The NATO operation responsible for removing Muammar Gadhafi has quite predictably proved to be a disaster. It paved the way for the Benghazi attacks as well as the recent fall of Tripoli to Islamists and total lawlessness in that country.
As Islamists were in the process of taking Tripoli, they were having to deal with air strikes from mysterious sources. As it turns out, those strikes were the result of a joint operation involving Egypt and the United Arab Emirates (UAE).
Twice in the last seven days, Egypt and the United Arab Emirates have secretly launched airstrikes against Islamist-allied militias battling for control of Tripoli, Libya, four senior American officials said, in a major escalation of a regional power struggle set off by Arab Spring revolts.
The United States, the officials said, was caught by surprise: Egypt and the Emirates, both close allies and military partners, acted without informing Washington, leaving the Obama administration on the sidelines. Egyptian officials explicitly denied to American diplomats that their military played any role in the operation, the officials said, in what appeared a new blow to already strained relations between Washington and Cairo.
The strikes in Tripoli are another destabilizing salvo in a power struggle defined by old-style Arab autocrats battling Islamist movements seeking to overturn the old order. Since the military ouster of the Islamist president in Egypt last year, the new government and its backers in Saudi Arabia and the United Arab Emirates have launched a campaign across the region — in the news media, in politics and diplomacy, and by arming local proxies — to roll back what they see as an existential threat to their authority posed by Islamist groups like the Muslim Brotherhood.
Arrayed against them and backing the Islamists are the rival states of Turkey and Qatar.

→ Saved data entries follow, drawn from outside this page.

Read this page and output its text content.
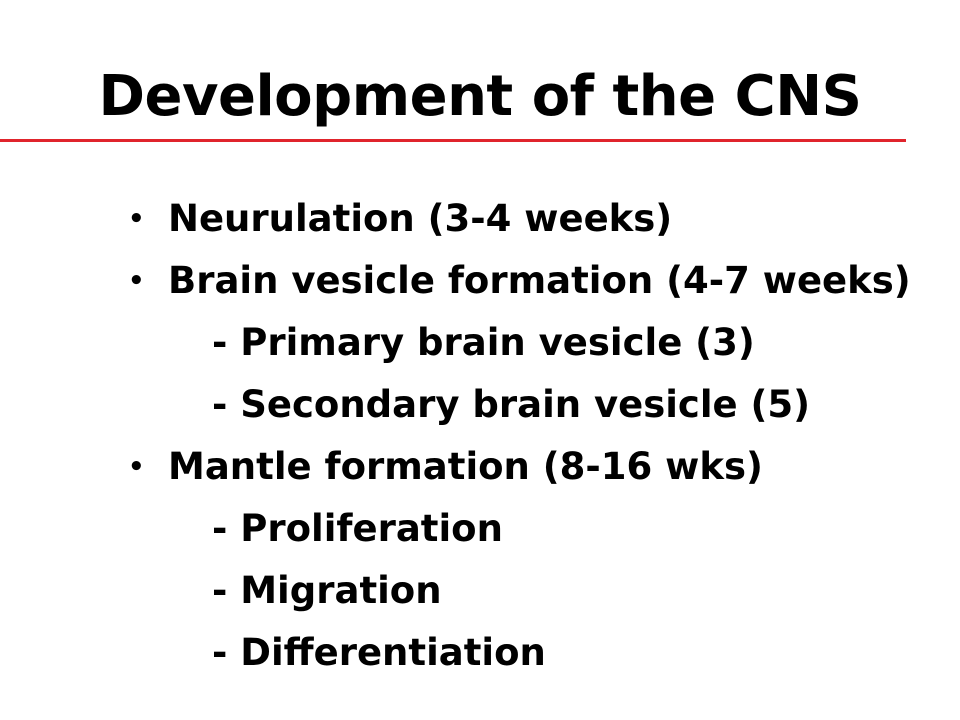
Development of the CNS
• Neurulation (3-4 weeks)
• Brain vesicle formation (4-7 weeks)
- Primary brain vesicle (3)
- Secondary brain vesicle (5)
• Mantle formation (8-16 wks)
- Proliferation
- Migration
- Differentiation
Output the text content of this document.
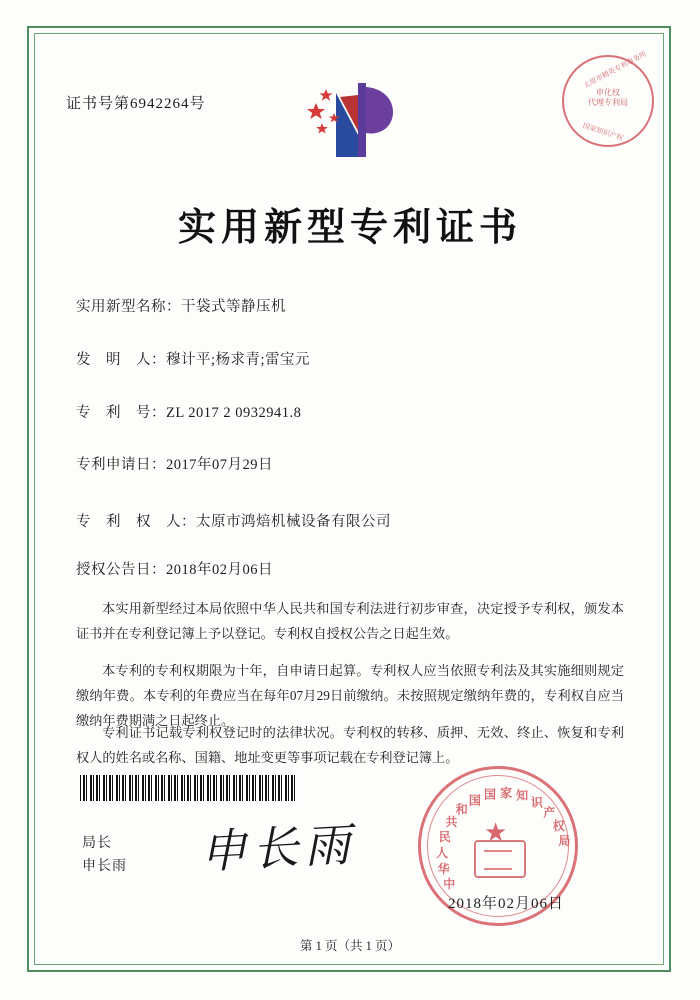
证书号第6942264号
太原市精英专利事务所
国家知识产权
申化权
代理专利局
实用新型专利证书
实用新型名称：干袋式等静压机
发　明　人：穆计平;杨求青;雷宝元
专　利　号：ZL 2017 2 0932941.8
专利申请日：2017年07月29日
专　利　权　人：太原市鸿焙机械设备有限公司
授权公告日：2018年02月06日
本实用新型经过本局依照中华人民共和国专利法进行初步审查，决定授予专利权，颁发本证书并在专利登记簿上予以登记。专利权自授权公告之日起生效。
本专利的专利权期限为十年，自申请日起算。专利权人应当依照专利法及其实施细则规定缴纳年费。本专利的年费应当在每年07月29日前缴纳。未按照规定缴纳年费的，专利权自应当缴纳年费期满之日起终止。
专利证书记载专利权登记时的法律状况。专利权的转移、质押、无效、终止、恢复和专利权人的姓名或名称、国籍、地址变更等事项记载在专利登记簿上。
局长
申长雨 申长雨	★
中
华
人
民
共
和
国 国 家 知 识
产
权
局
2018年02月06日
第 1 页（共 1 页）
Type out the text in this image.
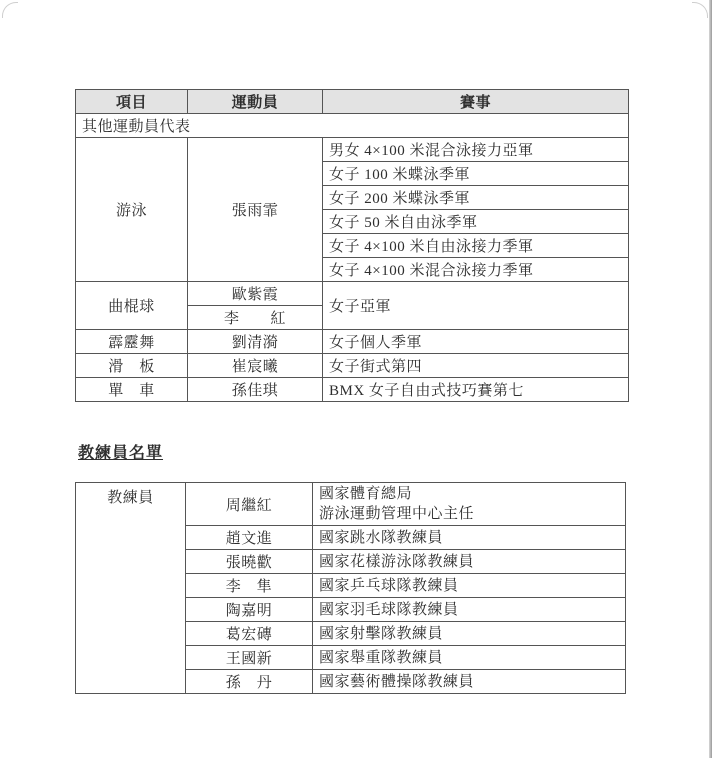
項目	運動員	賽事
其他運動員代表		
游泳	張雨霏	男女 4×100 米混合泳接力亞軍
		女子 100 米蝶泳季軍
		女子 200 米蝶泳季軍
		女子 50 米自由泳季軍
		女子 4×100 米自由泳接力季軍
		女子 4×100 米混合泳接力季軍
曲棍球	歐紫霞	女子亞軍
	李　　紅	
霹靂舞	劉清漪	女子個人季軍
滑　板	崔宸曦	女子街式第四
單　車	孫佳琪	BMX 女子自由式技巧賽第七
教練員名單
教練員	周繼紅	國家體育總局
游泳運動管理中心主任
	趙文進	國家跳水隊教練員
	張曉歡	國家花樣游泳隊教練員
	李　隼	國家乒乓球隊教練員
	陶嘉明	國家羽毛球隊教練員
	葛宏磚	國家射擊隊教練員
	王國新	國家舉重隊教練員
	孫　丹	國家藝術體操隊教練員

That would be the same Turkey and Qatar that side with Hamas in Gaza and whom Secretary of State John Kerry attempted to include in a ceasefire agreement between Israel and Hamas last month. It proved a major miscalculation as Israel was furious:
Kerry’s error has been to put so much emphasis on achieving a quick halt to the bloodshed that he has solidified the role of Hamas, the intractable, unpopular Islamist group that leads Gaza, along with the two hard-line Islamist nations that are its key supporters, Qatar and Turkey. In the process, he has undercut not simply the Israelis but also the Egyptians and the Fatah movement that runs the Palestinian Authority, all of which want to see an end to Hamas rule in Gaza.
On September 11, 2012, U.S. Ambassador Christopher Stevens and three other Americans were murdered by Islamists in Benghazi. Last month, the U.S. closed its embassy in Tripoli because of Islamists. This week, Tripoli fell to Islamists and the Obama administration was furious with Egypt and the UAE for trying to stop them?!
Of course, some additional irony here is that under Egypt’s Muslim Brotherhood president Mohammed Mursi, Egypt was complicit in the Benghazi attack as our “Ironclad” Report outlines. When Mursi was overthrown in 2013, it was the Obama administration who demanded his release and the release of other Muslim Brotherhood leaders.
If Mursi were still in power, Egypt would likely be helping the Islamists in Libya along with Turkey and Qatar.
Of all the countries involved in this latest operation in Libya – as well as those that support the Islamists there – it is only Turkey that is a formal U.S. ally based on its NATO membership.
Where are the calls for either the U.S. or Turkey to leave NATO?